…givng thanks to the Father, who has qualified us to share in the inheritance of the saints in light.  For He delivered us from the domain of darkness, and transferred us into the kingdom of  His beloved Son, in whom we have redemption, the forgiveness of sins…For it was teh Father’s good pleasure for all the fulness to dwell in Him, and through Him to reconcile all things to Himself, having made peace through the blood of the cross…And althought you were formerly alienated and hostile in mind, engaged in evil deeds, yet He has now reconciled you in His fleshly body through deal, in order to present you before Him holy and blameless and beyond reproach…
Colossians 1: 12-13, 19-20, 21-22
I am such a visual learner. 
I really need a picture bible, a picture dictionary, and a picture
commentary to go with the bible.   If
someone can sketch it out for me (stick figures are fine), then I seem to understand meanings much better.  Somehow it helps me
connect the dots that run from my head to my heart. 
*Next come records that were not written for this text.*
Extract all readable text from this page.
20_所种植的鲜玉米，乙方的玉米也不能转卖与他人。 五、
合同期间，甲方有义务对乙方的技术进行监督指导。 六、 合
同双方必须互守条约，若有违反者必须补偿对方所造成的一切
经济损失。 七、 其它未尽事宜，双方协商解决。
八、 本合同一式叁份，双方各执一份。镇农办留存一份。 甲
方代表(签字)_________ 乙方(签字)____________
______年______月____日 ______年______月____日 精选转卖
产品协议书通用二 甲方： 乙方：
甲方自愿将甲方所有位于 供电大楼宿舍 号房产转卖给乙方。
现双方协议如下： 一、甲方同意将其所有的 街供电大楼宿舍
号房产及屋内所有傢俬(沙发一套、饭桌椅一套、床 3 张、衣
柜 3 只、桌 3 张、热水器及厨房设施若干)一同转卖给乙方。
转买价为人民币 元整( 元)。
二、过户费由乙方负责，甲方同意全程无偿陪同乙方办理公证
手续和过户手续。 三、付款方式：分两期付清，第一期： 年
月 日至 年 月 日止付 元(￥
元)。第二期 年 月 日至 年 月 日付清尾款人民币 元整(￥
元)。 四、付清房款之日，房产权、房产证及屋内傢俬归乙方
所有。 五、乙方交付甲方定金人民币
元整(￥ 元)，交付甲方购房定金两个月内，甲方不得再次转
With that said, I have a story that helps illustrate the
next “i am” from The I AM.  Here goes;
and since it’s a true story, I can’t start with “once upon a time.” 
There lived a little
girl who loved God.  She loved God so
much, she thought she wanted to grow up and serve him one day (so she
considered joining a convent).  She also
loved church.  She went almost every
Sunday, and especially loved the stories, the songs, and the crafts.  One day, the little girl asked her Sunday
school teacher about the stories.  “Are
all these stories you tell us from the bible really true?” she asked.  The teacher replied, “Oh, no, honey.  These stories are sort of like fables that
teach us lessons about life.”  The little
girl pondered that answer.  If the
stories like the ones about Adam and Eve, Abraham and Isaac, Noah and the Arc,
Moses and the Ten Commandments weren’t true, then were the stories about Jesus
real?  Remembering her teacher’s words,
she decided they must not be.  Yet, the
lesson about life that rang in her head like a little sing-song was this:  Good-Enough. 
The Bible was about being Good-Enough. 
But, over the years, it got very tiresome trying to be Good-Enough.  So, as the little girl grew, she decided she’d
had enough of Good-Enough, and she became Bad. 
She knew she was Bad, because she wasn’t Good-Enough anymore.  The God she’d learned to love felt very far
away.  He was very Unattainable &
Far-Away.  The more Unattainable he
seemed to be, the more Bad she grew.  Of
course, the more Bad, the further away God seemed to be…………until one
day, she realized God was not only Unattainable, he was Invisible.  And………… Little-Girl-Grown-Older was
very Sad. Very Sad, indeed.  Sad and
Bad.  OUCH!
In reality, God had
never moved.  He was still where he’d
always been.  He’d always been on the
other side of a big canyon.  No amount of
Good-Enough would help the little girl “attain” God.  No matter how hard she tried, Bad was always
inside of her.  On her own, she could
never cross the canyon that separated her from God.  As long as she could see him, she thought he
might be reachable, but when Bad took over, she moved further and further away
from the edge of the canyon and could no longer see God.  That’s when he became Invisible. 
One day,
Little-Girl-Grown-Older grew very discontent with her life.  The further away from God, the darker her
world became.  She despised Bad.  She longed for something different.  She wanted, no, needed some light.  However, she was so lost, she couldn’t find
her way back to the edge of the canyon, where glimpses of light were seen.  In her shame, lostness, and despair, she cried
out, “Help me!”  That’s all the Lord God
was waiting for, and, when he heard her cry, he sent his Son who delivered her
from her domain of darkness and transferred her across the Chasm-Deep-and-Wide
right into the presence of God-the-Father. 
The Beloved Son lay down his life, bridged the Chasm-Deep-and-Wide and
made a way for the Sad-Bad-Girl to become Little-Girl-Holy-and-Blameless.  No longer Bad, she was beyond reproach…and reconciled to the Father. 
That little girl was/is/will be Me.  I am reconciled! 
What a story, I have to tell!  You, too?